FIVE students from Strathmore university and one of their friends from the University of Nairobi are shaping conversations across major media platforms in the world after coming up with a security Application (Usalama App) that allows an individual to send a danger alert to atleast three members of his or her inner circle through a creatively developed panic button. The students have already featured in BBC, Guardian, UK Business Insider, Face2Face Africa, New Internationalist, Brits in Kenya and Playground mag-Spanish.
Edwin Inganji 22, Daniel Kimotho 23, Kenneth Gachukia 24, Marvin Makau 23, James Chege 22 all from Strathmore University’s Computer Science and Information and Technology class and Felix Kanyi 22, a medical student at the University of Nairobi(UoN) resolved to come up with the innovation (Usalama App) after noting an increase in the trend of insecurity in Kenya’s capital city Nairobi.
According to the team leader Edwin, a fresh graduate from Strathmore university, the six met while still in second year of study to discuss possible ways of curbing the rising insecurity issues after surviving a robbery where he lost his mobile phone and laptop. He says, they thought an application would be a sure way of helping so many souls in the city and probably citizens across the whole country. The young computer scientist also noted that the team had a desire to participate in the annually held Safaricom Appwiz Challenge and thought it wise to come up with such an Application.
“My personal story was a mugging that happened when I was in 1st year. It was 7pm and I was walking to my hostel from school. Darkness had began to creep in and I wanted to be inside my hostel within 10 minutes owing to the fact that it was close to school. Before reaching the hostel we had to go past this wall that was part of our neighbor’s compound. The wall created a blind spot such that if you were coming from one side there was a whole portion of the way ahead which you could not see until after passing the wall. As I was moving past this wall I was suddenly hit in the gut. The pain was searing and it spread through my lower abdomen so I bent clutching my tummy. When I raised my head, I saw four men surrounding me. They were screaming at me to lay down and keep quite. One of them snatched my backpack that had my laptop, while the others were doing a body search taking all valuables they could find. All the time I was concerned for my safety. One of them had a gun.
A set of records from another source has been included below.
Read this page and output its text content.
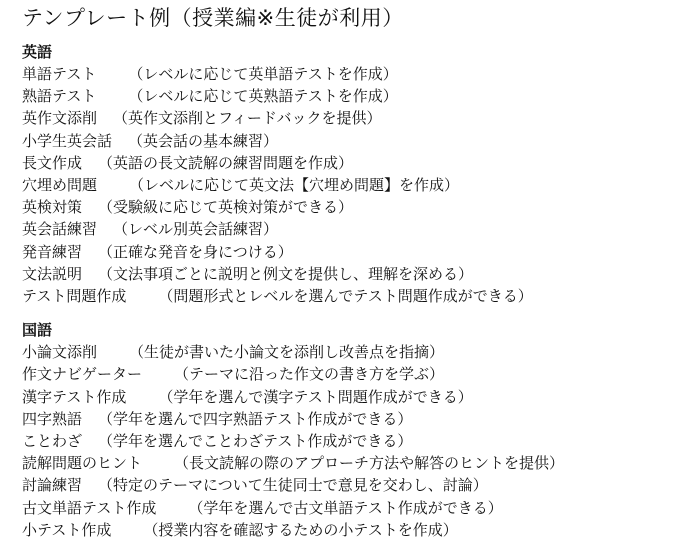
テンプレート例（授業編※生徒が利用）
英語
単語テスト （レベルに応じて英単語テストを作成）
熟語テスト （レベルに応じて英熟語テストを作成）
英作文添削 （英作文添削とフィードバックを提供）
小学生英会話 （英会話の基本練習）
長文作成 （英語の長文読解の練習問題を作成）
穴埋め問題 （レベルに応じて英文法【穴埋め問題】を作成）
英検対策 （受験級に応じて英検対策ができる）
英会話練習 （レベル別英会話練習）
発音練習 （正確な発音を身につける）
文法説明 （文法事項ごとに説明と例文を提供し、理解を深める）
テスト問題作成 （問題形式とレベルを選んでテスト問題作成ができる）
国語
小論文添削 （生徒が書いた小論文を添削し改善点を指摘）
作文ナビゲーター （テーマに沿った作文の書き方を学ぶ）
漢字テスト作成 （学年を選んで漢字テスト問題作成ができる）
四字熟語 （学年を選んで四字熟語テスト作成ができる）
ことわざ （学年を選んでことわざテスト作成ができる）
読解問題のヒント （長文読解の際のアプローチ方法や解答のヒントを提供）
討論練習 （特定のテーマについて生徒同士で意見を交わし、討論）
古文単語テスト作成 （学年を選んで古文単語テスト作成ができる）
小テスト作成 （授業内容を確認するための小テストを作成）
It ended abruptly just like it had started.
As the four men were sprinting away with my belongings I felt my lower abdomen for blood and I was glad there was none. I began walking to my hostel with half a limp as my pain faded away and my mind began to ingest what had just happened”, Edwin narrated the story to Magazine Reel.
“I always kept thinking, what if they had shot me and there was no one to help me. I would have needed emergency response urgently and would probably have not gotten it as quickly before I bled out. To get emergency help, I would have to first contact them, describe my situation and describe my location. This would be wasting away few precious minutes I might have to receive help. Yet this was not the only story, a few days later after the incident a colleague of mine got shot three times while he was running away from the muggers. He was lucky enough to get help and was rushed to hospital. He survived to tell the tale but the outcome could have easily gone the other way”, he continued with the story behind Usalama App.
Usalama App acts as a panic button by alerting local security, medical, and fire authorities in case of an emergency. The App allows one to quickly send a distress call to the nearest emergency providers agents, other Usalama users within a 200 m radius, family and friends.
The App requires the user to either long press volume down or shake the phone to open the app and tap on the icon describing their emergency on the home screen of the app. The user is given a chance to add further details if they choose to but if they don’t the distress is sent. The distress sent will contain the user’s current location, their emergency details and the three nearest police station from the victim plus their contacts (of the police station). This distress is sent as an Usalama notification to the phones of the respective parties. Once they open it, the victim is given feedback on who has seen their distress.
The App currently boasts of over 3000 users with important partners including St Johns Ambulance and Nairobi Women’s Hospital GVR section. The team is also engaging with private security firms and road rescue companies to offer their services through Usalama.
The team has already been shortlisted and is set to represent Kenya as 2016/2017 finalists of the African Prize for Engineering and Innovation. It’s a very competitive program that only select 16 African Entrepreneurs out of the thousands of applications. The competition runs for six months (currently ongoing) and ends with an award ceremony in an African city. This year’s finals will be held in Nairobi, Kenya. The winner will be awarded 25,000 sterling pounds and first to third runners-up 10,000 pounds each.
Edwin says the Usalama team is more than confident that they will bring the trophy home and make Africa proud. The team says, once they’ve been able to drive a lot more users from within Kenya, they will scale to the whole of Africa and the world. This he says, Usalama will realize in the next 5 Years.